Style: Melodic Black Metal
Release Date: 1 Jan 2019
Sites: Bandcamp | Facebook | Metal Archives
Metal had a good year in 2018, with a lot of bands successfully blurring the different styles and creating new and vibrant sounds. Already, it looks like having a good year in 2019 too, with death metal taking the lead through the Phlebotomized and Soilwork albums, which together show how versatile death metal has become. Enter the Russian band Khaos Labyrinth to highlight how black metal doesn't have to make wild leaps to genres like gospel and bluegrass to move its cause forward. They look inward rather than outward but they still innovate.

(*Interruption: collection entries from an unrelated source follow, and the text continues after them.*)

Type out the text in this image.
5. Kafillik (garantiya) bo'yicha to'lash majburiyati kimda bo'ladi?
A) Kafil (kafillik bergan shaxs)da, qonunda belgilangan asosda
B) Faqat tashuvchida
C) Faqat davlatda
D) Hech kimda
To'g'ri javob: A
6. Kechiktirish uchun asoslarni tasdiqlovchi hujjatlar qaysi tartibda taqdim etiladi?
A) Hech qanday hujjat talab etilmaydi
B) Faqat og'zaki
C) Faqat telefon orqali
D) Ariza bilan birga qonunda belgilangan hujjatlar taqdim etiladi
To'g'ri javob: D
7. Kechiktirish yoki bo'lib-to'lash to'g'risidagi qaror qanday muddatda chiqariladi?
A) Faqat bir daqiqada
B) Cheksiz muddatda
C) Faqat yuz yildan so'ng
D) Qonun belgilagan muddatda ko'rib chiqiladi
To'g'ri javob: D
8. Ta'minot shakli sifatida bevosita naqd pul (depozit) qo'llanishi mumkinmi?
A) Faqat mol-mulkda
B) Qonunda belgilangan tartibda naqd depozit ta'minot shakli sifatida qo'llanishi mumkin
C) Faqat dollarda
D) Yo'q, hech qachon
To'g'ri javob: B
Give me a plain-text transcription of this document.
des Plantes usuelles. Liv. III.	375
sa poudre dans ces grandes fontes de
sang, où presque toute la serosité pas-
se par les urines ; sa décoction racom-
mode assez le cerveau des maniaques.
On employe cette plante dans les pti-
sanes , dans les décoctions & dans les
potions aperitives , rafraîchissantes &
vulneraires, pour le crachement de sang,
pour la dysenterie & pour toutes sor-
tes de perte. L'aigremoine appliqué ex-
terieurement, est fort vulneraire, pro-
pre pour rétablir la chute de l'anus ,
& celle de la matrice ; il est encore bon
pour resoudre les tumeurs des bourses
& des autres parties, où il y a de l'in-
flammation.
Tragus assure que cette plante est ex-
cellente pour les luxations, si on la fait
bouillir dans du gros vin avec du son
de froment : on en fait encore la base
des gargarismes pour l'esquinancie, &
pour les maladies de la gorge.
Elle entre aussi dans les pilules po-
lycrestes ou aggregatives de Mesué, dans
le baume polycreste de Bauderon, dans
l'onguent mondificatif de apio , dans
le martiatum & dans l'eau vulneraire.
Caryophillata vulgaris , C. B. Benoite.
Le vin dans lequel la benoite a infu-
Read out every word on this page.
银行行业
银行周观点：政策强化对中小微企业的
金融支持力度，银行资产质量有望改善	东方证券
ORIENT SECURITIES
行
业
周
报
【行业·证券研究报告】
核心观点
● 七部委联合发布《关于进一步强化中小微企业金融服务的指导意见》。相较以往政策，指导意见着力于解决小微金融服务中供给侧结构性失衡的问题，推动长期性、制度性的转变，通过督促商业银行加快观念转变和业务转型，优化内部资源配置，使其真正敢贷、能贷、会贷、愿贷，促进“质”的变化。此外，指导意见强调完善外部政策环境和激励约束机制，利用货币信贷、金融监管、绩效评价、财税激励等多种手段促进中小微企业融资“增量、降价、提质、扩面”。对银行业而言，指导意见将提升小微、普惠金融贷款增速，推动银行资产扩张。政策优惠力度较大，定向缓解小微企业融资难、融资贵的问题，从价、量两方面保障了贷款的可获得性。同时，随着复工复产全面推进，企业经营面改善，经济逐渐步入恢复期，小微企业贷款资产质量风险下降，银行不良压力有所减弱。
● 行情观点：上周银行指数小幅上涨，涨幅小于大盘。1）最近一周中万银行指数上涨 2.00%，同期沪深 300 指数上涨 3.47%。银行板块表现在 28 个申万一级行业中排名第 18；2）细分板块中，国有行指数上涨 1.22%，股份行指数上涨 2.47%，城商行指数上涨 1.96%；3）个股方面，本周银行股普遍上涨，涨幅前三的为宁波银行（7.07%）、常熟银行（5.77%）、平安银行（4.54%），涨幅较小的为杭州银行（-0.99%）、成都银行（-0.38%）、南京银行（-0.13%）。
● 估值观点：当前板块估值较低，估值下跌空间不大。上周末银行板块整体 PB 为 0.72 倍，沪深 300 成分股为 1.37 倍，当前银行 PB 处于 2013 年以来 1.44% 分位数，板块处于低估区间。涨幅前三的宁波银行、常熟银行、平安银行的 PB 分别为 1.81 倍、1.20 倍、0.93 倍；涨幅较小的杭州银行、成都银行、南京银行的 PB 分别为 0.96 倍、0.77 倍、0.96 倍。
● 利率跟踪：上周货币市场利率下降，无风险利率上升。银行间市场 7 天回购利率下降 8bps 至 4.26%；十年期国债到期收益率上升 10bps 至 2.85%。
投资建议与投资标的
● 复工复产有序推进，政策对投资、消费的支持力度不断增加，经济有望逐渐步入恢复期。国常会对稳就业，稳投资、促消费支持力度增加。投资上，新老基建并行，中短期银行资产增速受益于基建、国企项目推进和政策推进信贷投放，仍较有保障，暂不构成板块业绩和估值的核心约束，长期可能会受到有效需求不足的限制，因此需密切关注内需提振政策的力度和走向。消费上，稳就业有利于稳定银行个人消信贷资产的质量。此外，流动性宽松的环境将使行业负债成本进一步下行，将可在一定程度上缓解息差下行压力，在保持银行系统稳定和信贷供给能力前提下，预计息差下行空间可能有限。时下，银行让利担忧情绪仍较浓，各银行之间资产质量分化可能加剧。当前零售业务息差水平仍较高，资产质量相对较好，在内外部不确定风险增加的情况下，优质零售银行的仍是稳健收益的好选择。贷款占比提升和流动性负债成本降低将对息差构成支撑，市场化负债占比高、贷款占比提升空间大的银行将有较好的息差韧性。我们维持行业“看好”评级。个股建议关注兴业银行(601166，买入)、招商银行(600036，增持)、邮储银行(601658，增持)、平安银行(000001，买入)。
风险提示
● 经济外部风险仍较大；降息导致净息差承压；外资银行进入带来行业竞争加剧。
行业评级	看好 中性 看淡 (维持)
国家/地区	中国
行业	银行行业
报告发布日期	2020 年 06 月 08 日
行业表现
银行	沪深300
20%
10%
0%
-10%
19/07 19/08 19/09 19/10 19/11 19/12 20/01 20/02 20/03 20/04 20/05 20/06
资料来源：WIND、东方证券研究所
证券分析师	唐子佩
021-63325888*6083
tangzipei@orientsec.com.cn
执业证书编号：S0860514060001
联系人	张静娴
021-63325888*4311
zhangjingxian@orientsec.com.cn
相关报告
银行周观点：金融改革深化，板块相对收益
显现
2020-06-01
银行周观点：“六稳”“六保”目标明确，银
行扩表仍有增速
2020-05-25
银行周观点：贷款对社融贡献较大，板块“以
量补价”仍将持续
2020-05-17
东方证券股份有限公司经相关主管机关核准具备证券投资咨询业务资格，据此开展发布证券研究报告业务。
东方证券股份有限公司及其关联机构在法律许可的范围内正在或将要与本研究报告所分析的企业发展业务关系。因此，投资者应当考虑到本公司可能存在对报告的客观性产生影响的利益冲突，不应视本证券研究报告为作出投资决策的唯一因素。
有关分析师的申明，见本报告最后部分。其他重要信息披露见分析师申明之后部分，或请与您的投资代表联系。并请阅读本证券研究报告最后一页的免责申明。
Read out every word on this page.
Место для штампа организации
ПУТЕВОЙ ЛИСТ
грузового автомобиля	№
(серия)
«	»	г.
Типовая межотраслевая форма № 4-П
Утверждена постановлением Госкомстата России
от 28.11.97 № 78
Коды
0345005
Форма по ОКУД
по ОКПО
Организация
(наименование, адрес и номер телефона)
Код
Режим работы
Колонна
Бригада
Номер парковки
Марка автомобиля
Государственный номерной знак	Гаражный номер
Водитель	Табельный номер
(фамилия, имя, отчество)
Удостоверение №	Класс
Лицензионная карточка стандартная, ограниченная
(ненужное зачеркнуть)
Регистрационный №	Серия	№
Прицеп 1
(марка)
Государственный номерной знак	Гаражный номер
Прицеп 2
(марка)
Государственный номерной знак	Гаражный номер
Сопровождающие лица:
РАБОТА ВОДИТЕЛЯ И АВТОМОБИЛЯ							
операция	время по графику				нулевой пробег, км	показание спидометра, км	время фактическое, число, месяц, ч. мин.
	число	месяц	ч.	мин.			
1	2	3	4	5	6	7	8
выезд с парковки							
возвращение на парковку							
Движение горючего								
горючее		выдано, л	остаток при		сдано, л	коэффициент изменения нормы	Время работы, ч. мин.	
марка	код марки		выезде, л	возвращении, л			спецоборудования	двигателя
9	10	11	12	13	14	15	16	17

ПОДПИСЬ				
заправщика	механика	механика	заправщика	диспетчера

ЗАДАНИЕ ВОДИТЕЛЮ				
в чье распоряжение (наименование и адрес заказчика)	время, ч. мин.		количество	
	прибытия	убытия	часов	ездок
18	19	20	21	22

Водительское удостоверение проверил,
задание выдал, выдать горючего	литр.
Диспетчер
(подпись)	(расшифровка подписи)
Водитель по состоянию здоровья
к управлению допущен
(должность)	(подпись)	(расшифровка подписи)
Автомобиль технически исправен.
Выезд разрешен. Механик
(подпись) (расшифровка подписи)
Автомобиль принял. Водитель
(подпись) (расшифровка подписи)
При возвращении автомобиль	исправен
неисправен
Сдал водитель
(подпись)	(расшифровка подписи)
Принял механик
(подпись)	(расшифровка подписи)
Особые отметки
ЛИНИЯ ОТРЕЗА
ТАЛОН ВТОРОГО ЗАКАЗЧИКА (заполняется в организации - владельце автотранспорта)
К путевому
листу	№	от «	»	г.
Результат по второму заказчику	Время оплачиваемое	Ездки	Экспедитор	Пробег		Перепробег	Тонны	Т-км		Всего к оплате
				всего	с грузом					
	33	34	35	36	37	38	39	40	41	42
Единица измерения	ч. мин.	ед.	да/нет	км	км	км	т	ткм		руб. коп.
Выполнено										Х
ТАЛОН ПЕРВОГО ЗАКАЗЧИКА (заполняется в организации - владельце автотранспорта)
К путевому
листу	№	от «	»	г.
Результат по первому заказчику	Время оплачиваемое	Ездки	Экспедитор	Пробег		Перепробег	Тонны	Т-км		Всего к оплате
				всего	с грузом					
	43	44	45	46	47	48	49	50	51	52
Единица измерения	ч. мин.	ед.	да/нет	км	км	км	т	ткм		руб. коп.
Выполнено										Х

The opening of The Great Deicide felt like old school thrash but with the traditional black metal bedrock added behind it. As it grew, it added in progressive elements, gorgeous transitions and some soaring solo guitar, with these elements often overlaid. Crucially, it all plays well together. Through the Ruins adds nu metal shouts as a sort of haka before leaping into the black. Cosmic Alchemy blisters until its first interlude, which adds an oriental flavour, then explored some fascinating territory for a while until blistering again to its ending. Depths without Stellar Light has a progressive Voivod feel to it with an absolutely fantastic stop a minute and change in.
What I think I like most about this album is how well this band layer their sounds. That came to mind during the intro, but became extra clear as the ending of Cosmic Alchemy gave way to the beginning of Cold. The guitarwork behind the verses of Cold underlined it in red ink because it's delightful and it's buried just deep enough below the hyperspeed surface to make us dive in to explore.
It sometimes seems really weird to acknowledge that Khaos Labyrinth is a trio, albeit one using an additional session drummer for this album. I'm guessing that much of this is because Skvld, who wrote two thirds of the material, doesn't only handle bass and vocals but also keyboards and samples. That could be translated into him taking some solid black metal, already interesting because of the solo work from Beorn, and then rendering it even more interesting.
Not everything's of the same quality here and the first half is generally superior to the second half, but the album rarely slips into the background. Each time it does, it promptly reenforces itself again with something special before we notice and we find ourselves back on board. Often, but certainly not always, this is due to one of the many quiet interludes within tracks, which are agreeably varied; they're there for us to take a breath but sometimes they take it away instead. Sometimes it's a transition or a temporary change in vocal style. Occasionally, it's something really odd like a scratchy effect towards the end of Rest in Sand, the longest, last and most untypical song on the album.
Short version of this review: there's lots here to catch the attention!
Khaos Labyrinth are certainly finding their style. They used to be Das ist Unrein, then Nebiroth, but they've been Khaos Labyrinth since 2011 and this is their third full length album with hopefully many more to come.